As a Neurologist, I was a healthcare provider for over 25
years. As a medical officer at the Food and Drug Administration, I reviewed clinical trials and was involved in the standardization of clinical trial data for almost 20 years.
These two roles gave me a unique perspective of the relationship between
clinical research and healthcare.
Many view clinical research and healthcare as two separate
enterprises. There are numerous reasons one might reach this conclusion. I believe this view is fundamentally incorrect. Clinical research
is part of healthcare. I consider it similar to another medical specialty. I’d like to examine this point further,
and explore its implications.
Healthcare has very consistent, repeatable processes. From a patient’s perspective, one goes to the hospital or
clinic to receive medical care. The healthcare provider takes a history and
physical, may order tests, renders a diagnosis, develops a care plan,
administers treatment, and collects additional clinical data to measure the effects of the
treatment. Occasionally, a patient may be advised or elects to enroll in a
clinical trial. These fundamental high level processes remain the same. The care
plan is the study protocol, which functions as a detailed care plan for
investigational subjects. The clinical investigator functions as another
medical specialist (a ‘clinical trial’ specialist) within the healthcare
enterprise. The important difference, of course, is that the patient consents to
have their clinical data used to inform a population-based risk/benefit
analysis of the investigational intervention.
I often hear “but clinical research is different. It has
different, often more detailed, data requirements.” My reply is this is no
different than the varying clinical data requirements that exist among the
numerous clinical specialties. An ophthalmologist has different, more
detailed data requirements pertaining to ocular health than does, for example,
the family physician. The clinical investigator, as another specialist, is no
different. In all use cases, the clinical data
that are collected are fundamentally the same. The meaning or semantics of
the data are identical. A blood pressure, hemoglobin measurement,
electrocardiogram, or medical imaging report mean the same regardless of the main reason for its collection.
From a physician’s perspective, the data collected for a
clinical trial is just as relevant for the patient’s care as clinical data
collected outside a trial setting. The current reality is that healthcare and
clinical research are silos. The clinical trial data are often physically
separate from other healthcare data. As a physician, I want access to all the
clinical data for a patient, regardless of why it was collected, to provide the
best possible care (recognizing that some data may initially be blinded per
protocol).
Consider this scenario: a patient is enrolled in a clinical trial and
has a protocol-specified complete blood count (CBC) drawn on Thursday. The
following Saturday, the patient arrives in the emergency room (ER) with acute
gastrointestinal bleeding. The ER physician needs access to the CBC results
done two days previously to help assess the severity of the bleeding. She also
needs as much information as possible about the experimental treatment the
patient is on (or may be on, in the case of a blinded study) to assess the
potential effects of the investigational treatment on the bleeding episode. The
clinical investigator, on the other hand, needs information about the ER visit
to fully assess potential causality from the investigational treatment. These
are all relevant clinical questions that can only be answered with complete
integration of the clinical data from the investigational study with the patient’s
health record.
As electronic health records (EHRs)
are deployed nationwide for every American, all clinical data about a patient,
regardless of why it’s collected, should be accessible in the patient’s EHR. This way, all clinical information is available to
providers to help make the best informed medical decisions for the patient.

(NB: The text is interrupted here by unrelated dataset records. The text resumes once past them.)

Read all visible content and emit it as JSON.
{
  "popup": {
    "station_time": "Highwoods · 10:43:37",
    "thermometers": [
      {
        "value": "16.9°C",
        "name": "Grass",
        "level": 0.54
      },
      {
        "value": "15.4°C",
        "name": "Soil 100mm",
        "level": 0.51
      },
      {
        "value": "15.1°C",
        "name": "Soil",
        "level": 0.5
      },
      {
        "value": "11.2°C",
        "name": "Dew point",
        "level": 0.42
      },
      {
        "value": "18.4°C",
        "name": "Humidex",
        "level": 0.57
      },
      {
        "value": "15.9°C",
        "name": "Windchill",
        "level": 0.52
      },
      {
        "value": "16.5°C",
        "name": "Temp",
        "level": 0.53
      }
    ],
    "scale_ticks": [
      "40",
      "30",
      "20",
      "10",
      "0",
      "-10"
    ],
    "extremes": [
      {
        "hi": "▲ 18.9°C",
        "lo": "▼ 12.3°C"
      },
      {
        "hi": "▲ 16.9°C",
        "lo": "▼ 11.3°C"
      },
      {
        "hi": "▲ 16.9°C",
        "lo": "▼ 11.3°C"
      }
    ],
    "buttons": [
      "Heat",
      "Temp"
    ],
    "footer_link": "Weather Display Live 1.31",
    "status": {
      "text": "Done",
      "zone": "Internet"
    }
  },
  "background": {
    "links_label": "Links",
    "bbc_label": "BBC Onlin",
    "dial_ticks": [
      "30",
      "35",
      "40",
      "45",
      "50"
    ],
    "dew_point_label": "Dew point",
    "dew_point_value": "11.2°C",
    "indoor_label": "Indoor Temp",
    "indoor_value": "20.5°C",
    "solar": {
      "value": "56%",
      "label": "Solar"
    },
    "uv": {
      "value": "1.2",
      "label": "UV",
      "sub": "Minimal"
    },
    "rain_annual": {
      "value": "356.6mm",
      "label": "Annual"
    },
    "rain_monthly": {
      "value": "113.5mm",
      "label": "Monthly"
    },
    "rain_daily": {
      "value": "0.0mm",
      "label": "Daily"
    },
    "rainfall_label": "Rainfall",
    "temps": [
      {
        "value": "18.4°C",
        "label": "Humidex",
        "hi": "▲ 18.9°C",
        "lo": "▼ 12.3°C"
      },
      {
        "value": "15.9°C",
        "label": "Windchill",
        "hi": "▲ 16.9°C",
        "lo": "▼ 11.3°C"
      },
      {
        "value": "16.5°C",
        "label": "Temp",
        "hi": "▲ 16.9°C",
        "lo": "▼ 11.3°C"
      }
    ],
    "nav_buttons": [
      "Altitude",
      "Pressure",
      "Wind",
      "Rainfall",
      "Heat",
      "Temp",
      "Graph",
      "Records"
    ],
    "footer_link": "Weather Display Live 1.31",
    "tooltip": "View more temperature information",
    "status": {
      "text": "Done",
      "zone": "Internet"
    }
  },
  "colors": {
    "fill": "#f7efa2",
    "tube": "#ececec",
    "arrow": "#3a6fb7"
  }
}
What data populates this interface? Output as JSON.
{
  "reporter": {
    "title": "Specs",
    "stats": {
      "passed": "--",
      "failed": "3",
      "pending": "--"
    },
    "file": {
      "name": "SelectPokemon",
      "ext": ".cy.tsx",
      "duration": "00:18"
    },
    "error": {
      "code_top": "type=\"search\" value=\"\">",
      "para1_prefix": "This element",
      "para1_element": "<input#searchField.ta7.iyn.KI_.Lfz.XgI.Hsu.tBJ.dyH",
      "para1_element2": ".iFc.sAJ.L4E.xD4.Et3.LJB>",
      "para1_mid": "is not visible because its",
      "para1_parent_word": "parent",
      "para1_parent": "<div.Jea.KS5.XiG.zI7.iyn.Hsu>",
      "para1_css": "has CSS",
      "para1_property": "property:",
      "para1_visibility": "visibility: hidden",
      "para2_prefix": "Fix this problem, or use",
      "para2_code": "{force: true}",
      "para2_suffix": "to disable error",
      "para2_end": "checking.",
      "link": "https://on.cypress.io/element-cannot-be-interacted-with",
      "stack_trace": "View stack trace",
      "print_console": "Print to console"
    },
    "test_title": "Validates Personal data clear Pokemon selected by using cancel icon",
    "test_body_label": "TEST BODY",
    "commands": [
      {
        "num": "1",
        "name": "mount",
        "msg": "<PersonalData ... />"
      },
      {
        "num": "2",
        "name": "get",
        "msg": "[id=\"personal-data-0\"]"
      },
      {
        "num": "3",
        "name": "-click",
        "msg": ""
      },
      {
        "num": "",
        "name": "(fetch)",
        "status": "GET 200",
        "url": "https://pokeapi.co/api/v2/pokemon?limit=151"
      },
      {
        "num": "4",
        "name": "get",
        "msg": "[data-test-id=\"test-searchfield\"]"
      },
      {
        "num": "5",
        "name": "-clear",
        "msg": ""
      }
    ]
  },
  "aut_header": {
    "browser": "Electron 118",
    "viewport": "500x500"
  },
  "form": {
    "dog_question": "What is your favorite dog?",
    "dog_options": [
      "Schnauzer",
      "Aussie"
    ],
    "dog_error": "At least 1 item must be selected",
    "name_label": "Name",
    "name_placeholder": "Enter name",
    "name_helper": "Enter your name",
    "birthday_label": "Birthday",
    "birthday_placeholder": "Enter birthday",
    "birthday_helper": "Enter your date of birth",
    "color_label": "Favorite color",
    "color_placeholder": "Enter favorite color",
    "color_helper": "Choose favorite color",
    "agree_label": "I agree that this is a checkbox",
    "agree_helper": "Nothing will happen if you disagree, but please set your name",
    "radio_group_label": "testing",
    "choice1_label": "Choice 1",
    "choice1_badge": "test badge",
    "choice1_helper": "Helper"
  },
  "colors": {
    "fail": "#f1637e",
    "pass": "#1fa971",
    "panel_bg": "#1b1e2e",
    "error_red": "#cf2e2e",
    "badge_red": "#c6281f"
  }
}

This gets me to my main point. All clinical data exchanged about a patient should adhere to a single set of clinical data standards,
particularly data standards supported by EHR systems, to achieve full and
useful integration of all clinical data. In the U.S., the Department of Health
and Human Services Office of the National Coordinator (ONC) for Health I.T.
and the Health Information Technology Standards Committee (HITSC) establishes
nationwide interoperability standards for EHR systems.
There are many ongoing clinical
data standardization efforts; some duplicative and competing. I believe now is
the time for all implementers of standardized clinical data in the U.S. to converge on HHS
standards. This will maximize the reuse of all clinical data about a patient.
This is in the best interests of healthcare, clinical research, and public
health. Not doing so will only
perpetuate and worsen the existing silos of information, making clinical data less
useful. This is detrimental to patients everywhere.